By specifying the application name, it automatically adds the suffix ".config" like "App.exe.config", which is the name of the generated file. This approach of loading configuration is useful when you want to explicitly load a separate config, such as from a linked application.

However, in my case, I also noticed that just by removing the existing configs and readding them as you did originally (add -> new Item -> select Application Configuration File), the file would then properly generate the [AppName].dll.config relative to the test project assembly, which appears to be why yours started working after that, because the file was not in the bin/Debug folder with the proper naming convention. Once the file is being generated properly in the output directory, the normal syntax begins working again:

string test = ConfigurationManager.AppSettings["test"];

It's not clear why the file did not originally generate properly and it began relying upon a "Microsoft Visual Studio\2019\Enterprise\Common7\IDE\Extensions\TestPlatform\testhost.net462.x86.exe.config" file instead.
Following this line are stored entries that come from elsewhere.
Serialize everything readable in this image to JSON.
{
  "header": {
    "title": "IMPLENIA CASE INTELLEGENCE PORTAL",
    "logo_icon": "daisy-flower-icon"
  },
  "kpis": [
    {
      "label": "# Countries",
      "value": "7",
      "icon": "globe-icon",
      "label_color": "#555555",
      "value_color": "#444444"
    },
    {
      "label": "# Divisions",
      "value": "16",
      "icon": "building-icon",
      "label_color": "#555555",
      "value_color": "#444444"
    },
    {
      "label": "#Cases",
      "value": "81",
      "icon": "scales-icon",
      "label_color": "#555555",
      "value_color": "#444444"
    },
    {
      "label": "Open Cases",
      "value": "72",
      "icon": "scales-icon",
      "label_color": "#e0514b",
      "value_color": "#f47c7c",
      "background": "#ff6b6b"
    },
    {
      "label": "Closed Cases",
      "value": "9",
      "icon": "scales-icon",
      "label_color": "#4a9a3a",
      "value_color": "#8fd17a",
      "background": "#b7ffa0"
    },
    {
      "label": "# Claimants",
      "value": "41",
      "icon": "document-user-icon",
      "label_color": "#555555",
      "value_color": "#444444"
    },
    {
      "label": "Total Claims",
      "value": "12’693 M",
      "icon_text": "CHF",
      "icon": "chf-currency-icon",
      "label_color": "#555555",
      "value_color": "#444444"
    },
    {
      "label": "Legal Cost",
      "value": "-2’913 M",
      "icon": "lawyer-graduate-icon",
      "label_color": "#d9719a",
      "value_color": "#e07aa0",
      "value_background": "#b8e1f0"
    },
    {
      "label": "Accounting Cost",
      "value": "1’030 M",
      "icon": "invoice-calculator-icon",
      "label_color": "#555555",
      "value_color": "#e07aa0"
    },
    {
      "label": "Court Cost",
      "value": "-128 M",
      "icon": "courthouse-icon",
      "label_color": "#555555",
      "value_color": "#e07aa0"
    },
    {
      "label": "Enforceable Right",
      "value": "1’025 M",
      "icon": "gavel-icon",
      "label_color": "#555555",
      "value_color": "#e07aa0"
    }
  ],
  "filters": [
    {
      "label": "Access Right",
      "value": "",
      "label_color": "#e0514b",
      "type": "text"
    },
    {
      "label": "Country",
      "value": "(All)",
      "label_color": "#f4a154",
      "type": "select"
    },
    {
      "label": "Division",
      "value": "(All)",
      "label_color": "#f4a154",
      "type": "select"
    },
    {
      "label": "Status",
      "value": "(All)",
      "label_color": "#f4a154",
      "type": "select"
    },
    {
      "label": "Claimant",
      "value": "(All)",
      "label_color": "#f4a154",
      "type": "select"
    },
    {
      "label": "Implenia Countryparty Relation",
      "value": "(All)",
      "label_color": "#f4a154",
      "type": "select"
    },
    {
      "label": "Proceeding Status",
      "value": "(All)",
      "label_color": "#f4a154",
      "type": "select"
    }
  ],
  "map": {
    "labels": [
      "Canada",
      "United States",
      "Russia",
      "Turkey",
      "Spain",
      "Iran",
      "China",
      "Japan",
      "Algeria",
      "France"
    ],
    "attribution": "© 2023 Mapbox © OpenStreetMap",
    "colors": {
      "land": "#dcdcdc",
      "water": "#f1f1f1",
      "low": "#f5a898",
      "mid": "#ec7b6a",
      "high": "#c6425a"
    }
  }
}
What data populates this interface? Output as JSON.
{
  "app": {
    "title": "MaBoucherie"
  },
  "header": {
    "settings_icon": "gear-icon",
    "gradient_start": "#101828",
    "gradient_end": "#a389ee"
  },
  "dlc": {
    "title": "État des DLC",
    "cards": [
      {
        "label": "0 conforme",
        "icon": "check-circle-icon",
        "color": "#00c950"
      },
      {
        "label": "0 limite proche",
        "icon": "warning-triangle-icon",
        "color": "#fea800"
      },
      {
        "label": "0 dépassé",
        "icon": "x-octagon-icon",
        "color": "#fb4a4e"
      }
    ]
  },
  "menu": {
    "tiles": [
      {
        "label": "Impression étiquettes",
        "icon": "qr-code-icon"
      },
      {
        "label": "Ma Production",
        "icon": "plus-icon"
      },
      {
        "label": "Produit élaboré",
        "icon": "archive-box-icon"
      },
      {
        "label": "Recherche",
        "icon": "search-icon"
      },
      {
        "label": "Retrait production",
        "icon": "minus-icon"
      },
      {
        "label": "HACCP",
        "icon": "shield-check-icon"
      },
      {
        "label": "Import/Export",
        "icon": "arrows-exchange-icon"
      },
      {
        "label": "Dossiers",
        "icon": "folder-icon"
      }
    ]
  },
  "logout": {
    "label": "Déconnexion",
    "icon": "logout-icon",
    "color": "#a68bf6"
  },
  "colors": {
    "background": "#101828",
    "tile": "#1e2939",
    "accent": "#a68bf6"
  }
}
Perhaps, it wasn't actually in the output directory at the time it was added to the project and the test was run. This appears to be a bug in Visual Studio where it fails to regenerate the missing config file if it was missing and the application itself hasn't changed. I could reproduce this issue, by manually deleting just the [App].dll.config file from bin/debug and rerunning the test. Even building the project over again does not regenerate the .config file. To regenerate it, I had to explicitly run the "Rebuild" option, but how we ran into this bug isn't clear at this time.